Matt, creator of the popular blogging software WordPress and the popular Akismet anti-comment-spam service (we use it at SnapStream and love it) gave a talk at the Future of Web Apps conference in San Francisco last week. Notes from his talk:
Here’s what downloads of WordPress have looked like:
version | downloads
1.2 – 822 a day
1.5 – 2506 a day
2.0 – 5115 a day
2.1 – ???
SourceForge –> no SourceForge, it slowed us down because it took 20 clicks to trigger a download
It’s good to install your app from scratch every so often, that’s how we discovered the terrible download process that was part of SourceForge
More eyes = better software
- is this true? everyone wants their 15 pixels of fame, if there’s a disagreement, the easiest resolution is to satisfy everyone (“put it on the left and the right” or “implement both features”) –> not a good way to do design, openoffice’s horrendous configuration menu is an example of this
Plugins++ — “luckiest thing that I ever did”
“there are no more killer features, there aren’t any because there are now 10,000 killer plug-ins and they’re all developed by the community.”
APIs++ — breaking APIs is WORSE than never having any at all–> put a little bit of thought before you build
Plug-ins vs. core
- should everything be a plugin? (like Drupal) –> Matt says “no”, something that does everything generally doesn’t do anything well.
Do your own support: viscerally feel the pain of your users, example: Easter massacre at WordPress where a lot of stuff got deleted, Matt answered every message himself like self imposed punishment.
Pages: to figure out what to create, watch what they do, not what they say (people wanted multiple blog functionality — but it turns out they were using multiple blog to do content management… so the “Pages” capability came from this)
Plugins for design (themes): people switch themes ***ALOT***
What sucks now?
- no central aggregation of wordpress themes and plugins
Pingomatic
- search engines like Technorati, etc need to know when a new blog posting is made or updated.

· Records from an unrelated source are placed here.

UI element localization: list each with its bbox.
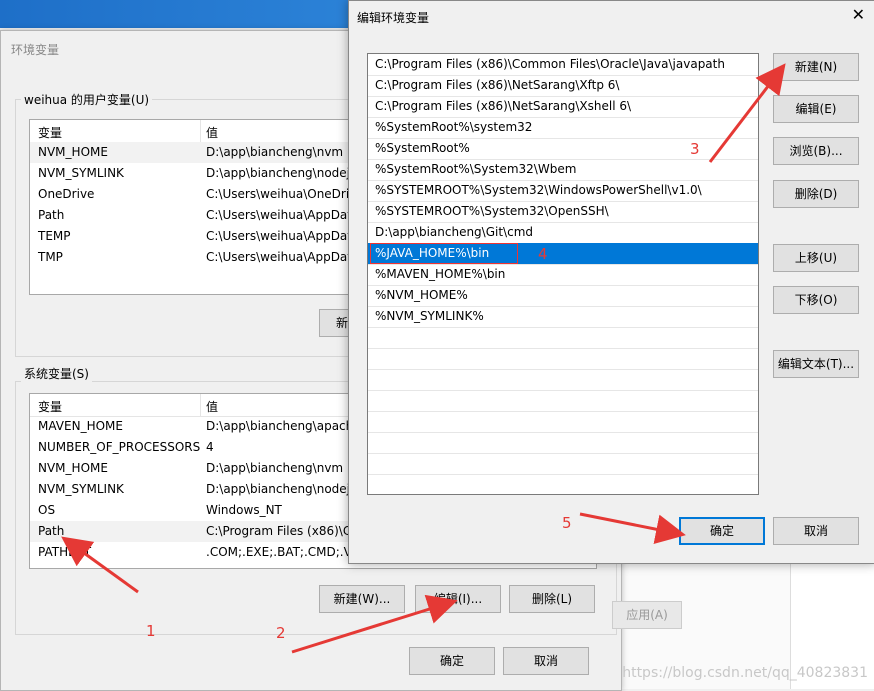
variable-value: C:\Program Files (x86)\Co xyxy=(206,524,359,538)
path-text: %MAVEN_HOME%\bin xyxy=(375,267,506,281)
empty-path-row[interactable] xyxy=(368,390,758,412)
variable-name: NVM_HOME xyxy=(38,145,108,159)
path-row[interactable]: %NVM_SYMLINK% xyxy=(368,306,758,328)
dialog-ok-button[interactable]: 确定 xyxy=(679,517,765,545)
variable-value: 4 xyxy=(206,440,214,454)
annotation-1: 1 xyxy=(146,622,156,640)
apply-button[interactable]: 应用(A) xyxy=(612,601,682,629)
path-text: C:\Program Files (x86)\Common Files\Orac… xyxy=(375,57,725,71)
variable-name: TMP xyxy=(38,250,63,264)
edit-environment-variable-dialog: 编辑环境变量 ✕ C:\Program Files (x86)\Common F… xyxy=(348,0,874,564)
variable-name: PATHEXT xyxy=(38,545,92,559)
variable-name: TEMP xyxy=(38,229,71,243)
empty-path-row[interactable] xyxy=(368,432,758,454)
user-vars-label: weihua 的用户变量(U) xyxy=(21,91,153,108)
path-text: D:\app\biancheng\Git\cmd xyxy=(375,225,534,239)
annotation-4: 4 xyxy=(538,245,548,263)
path-text: C:\Program Files (x86)\NetSarang\Xshell … xyxy=(375,99,632,113)
variable-name: MAVEN_HOME xyxy=(38,419,123,433)
annotation-2: 2 xyxy=(276,624,286,642)
system-edit-button[interactable]: 编辑(I)... xyxy=(415,585,501,613)
variable-value: C:\Users\weihua\AppDat xyxy=(206,208,352,222)
empty-path-row[interactable] xyxy=(368,348,758,370)
desktop-wallpaper-strip xyxy=(0,0,370,28)
variable-name: NUMBER_OF_PROCESSORS xyxy=(38,440,201,454)
variable-value: D:\app\biancheng\apach xyxy=(206,419,354,433)
delete-path-button[interactable]: 删除(D) xyxy=(773,180,859,208)
ok-button[interactable]: 确定 xyxy=(409,647,495,675)
new-path-button[interactable]: 新建(N) xyxy=(773,53,859,81)
path-text: %SystemRoot%\System32\Wbem xyxy=(375,162,577,176)
variable-name: OneDrive xyxy=(38,187,95,201)
variable-value: D:\app\biancheng\nodej xyxy=(206,482,350,496)
path-row[interactable]: %NVM_HOME% xyxy=(368,285,758,307)
path-text: %SYSTEMROOT%\System32\WindowsPowerShell\… xyxy=(375,183,702,197)
variable-value: .COM;.EXE;.BAT;.CMD;.VE xyxy=(206,545,360,559)
variable-value: C:\Users\weihua\AppDat xyxy=(206,250,352,264)
variable-value: D:\app\biancheng\nvm xyxy=(206,145,344,159)
path-row[interactable]: %SYSTEMROOT%\System32\OpenSSH\ xyxy=(368,201,758,223)
path-row[interactable]: C:\Program Files (x86)\Common Files\Orac… xyxy=(368,54,758,76)
move-up-button[interactable]: 上移(U) xyxy=(773,244,859,272)
path-row[interactable]: %SYSTEMROOT%\System32\WindowsPowerShell\… xyxy=(368,180,758,202)
path-row[interactable]: D:\app\biancheng\Git\cmd xyxy=(368,222,758,244)
variable-name: Path xyxy=(38,208,65,222)
system-new-button[interactable]: 新建(W)... xyxy=(319,585,405,613)
empty-path-row[interactable] xyxy=(368,369,758,391)
path-row[interactable]: C:\Program Files (x86)\NetSarang\Xshell … xyxy=(368,96,758,118)
cancel-button[interactable]: 取消 xyxy=(503,647,589,675)
window-title: 环境变量 xyxy=(11,43,60,57)
browse-button[interactable]: 浏览(B)... xyxy=(773,137,859,165)
variable-name: Path xyxy=(38,524,65,538)
path-text: %SystemRoot% xyxy=(375,141,470,155)
variable-value: D:\app\biancheng\nodej xyxy=(206,166,350,180)
watermark: https://blog.csdn.net/qq_40823831 xyxy=(622,665,868,681)
path-row[interactable]: %JAVA_HOME%\bin xyxy=(368,243,758,265)
variable-name: NVM_HOME xyxy=(38,461,108,475)
empty-path-row[interactable] xyxy=(368,474,758,494)
path-text: %SystemRoot%\system32 xyxy=(375,120,533,134)
dialog-title: 编辑环境变量 xyxy=(357,11,430,25)
path-text: %NVM_SYMLINK% xyxy=(375,309,484,323)
path-text: %SYSTEMROOT%\System32\OpenSSH\ xyxy=(375,204,609,218)
variable-name: OS xyxy=(38,503,56,517)
path-text: C:\Program Files (x86)\NetSarang\Xftp 6\ xyxy=(375,78,620,92)
variable-value: Windows_NT xyxy=(206,503,282,517)
empty-path-row[interactable] xyxy=(368,327,758,349)
dialog-cancel-button[interactable]: 取消 xyxy=(773,517,859,545)
annotation-3: 3 xyxy=(690,140,700,158)
path-text: %NVM_HOME% xyxy=(375,288,468,302)
path-row[interactable]: %MAVEN_HOME%\bin xyxy=(368,264,758,286)
column-header-value[interactable]: 值 xyxy=(206,398,218,415)
edit-path-button[interactable]: 编辑(E) xyxy=(773,95,859,123)
path-row[interactable]: %SystemRoot%\System32\Wbem xyxy=(368,159,758,181)
move-down-button[interactable]: 下移(O) xyxy=(773,286,859,314)
path-list[interactable]: C:\Program Files (x86)\Common Files\Orac… xyxy=(367,53,759,495)
column-header-value[interactable]: 值 xyxy=(206,124,218,141)
annotation-highlight-box xyxy=(370,243,518,264)
edit-text-button[interactable]: 编辑文本(T)... xyxy=(773,350,859,378)
annotation-5: 5 xyxy=(562,514,572,532)
variable-value: C:\Users\weihua\OneDriv xyxy=(206,187,357,201)
variable-value: C:\Users\weihua\AppDat xyxy=(206,229,352,243)
path-row[interactable]: %SystemRoot%\system32 xyxy=(368,117,758,139)
variable-name: NVM_SYMLINK xyxy=(38,166,124,180)
path-row[interactable]: C:\Program Files (x86)\NetSarang\Xftp 6\ xyxy=(368,75,758,97)
column-header-name[interactable]: 变量 xyxy=(38,398,62,415)
variable-name: NVM_SYMLINK xyxy=(38,482,124,496)
column-header-name[interactable]: 变量 xyxy=(38,124,62,141)
system-vars-label: 系统变量(S) xyxy=(21,365,92,382)
close-icon[interactable]: ✕ xyxy=(852,5,865,24)
empty-path-row[interactable] xyxy=(368,411,758,433)
system-delete-button[interactable]: 删除(L) xyxy=(509,585,595,613)
empty-path-row[interactable] xyxy=(368,453,758,475)
variable-value: D:\app\biancheng\nvm xyxy=(206,461,344,475)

- it’s really, really heavy… 30M pings
- you will get spammed –> if there’s anything I know about the future of web apps
- Yes, you
- Social software is anything that gets spammed”
- plan for success
- have you ever seen a car chasing a car, what happens when the dog catches the car? “rawr” and that’s it?
WordPress.com
- pageviews has been growing faster than visitors –> 2.2M pageviews per day
- far larger scale
- all hosting sucks — 100% SLAs are a fiction
- redundant networks and power –> a fiction, don’t pay too much more for that
- make backups constantly
- get a bunch of sucky hosts and hope that no one hosts sucks at the same time
- wordpress.com easter massacre: all files that had ever been uploaded
- buy cheapest hardware possible –> IF you can stay up when it goes down
- in the initial dell boxes that we used, they were vastly, vastly overpowered
- there are three numbers in computing: 0, 1 and n+1, the more data that you have, the more important it is to distribute
- make it easy to contact you — contact form tripled the contacts coming through to us
- the guy doing support for us was a nurse for 19 years working with clinically insane people
- if I turn off my computer, does my website go away
- what sucks? (on wordpress.com)
- there’s no feature list on wordpress.com
- there’s no tutorial
- documentation is pretty sparse
- 2200 sign-ups every day: these people really trust us
- our sign-up emails should be better, some parts of the application that you don’t interact with a lot when developing the product are often areas that need attention.
Akismet
- anti-spam system
- ham (legit comments), spam (growing far, far faster than legit users)
- developer API from the very beginning– simple REST API (is this spam, hey you missed something that is spam)
- 20+ implementations from Ruby to Lasso (wikis, bugtrackers)
- scalable business (in all the ways that pingomatic isn’t)
- the more data, the better the service performs
- Akismet launched on a $80 / month server and it’s still running on that server (plus some others ?)
- social software
Be a painkiller, not a vitamin
did some research into these industries
– $300-500M vitamin industry
– $800M painkiller industry
Future of web apps
- global
- personal: not interested in subscribing to 800 blogs anymore, care about the people I have real relationships with
- useful
- humble: don’t be self-important, frame things in terms of you, the user, not me the application
Speakers –> the speakers on stage here aren’t the important ones. Who is? Next slide…
You. Build for yourself first. Working for someone else, not always the most attractive thing.
Business model –> important.
Never forget how lucky you are –> Don’t waste it.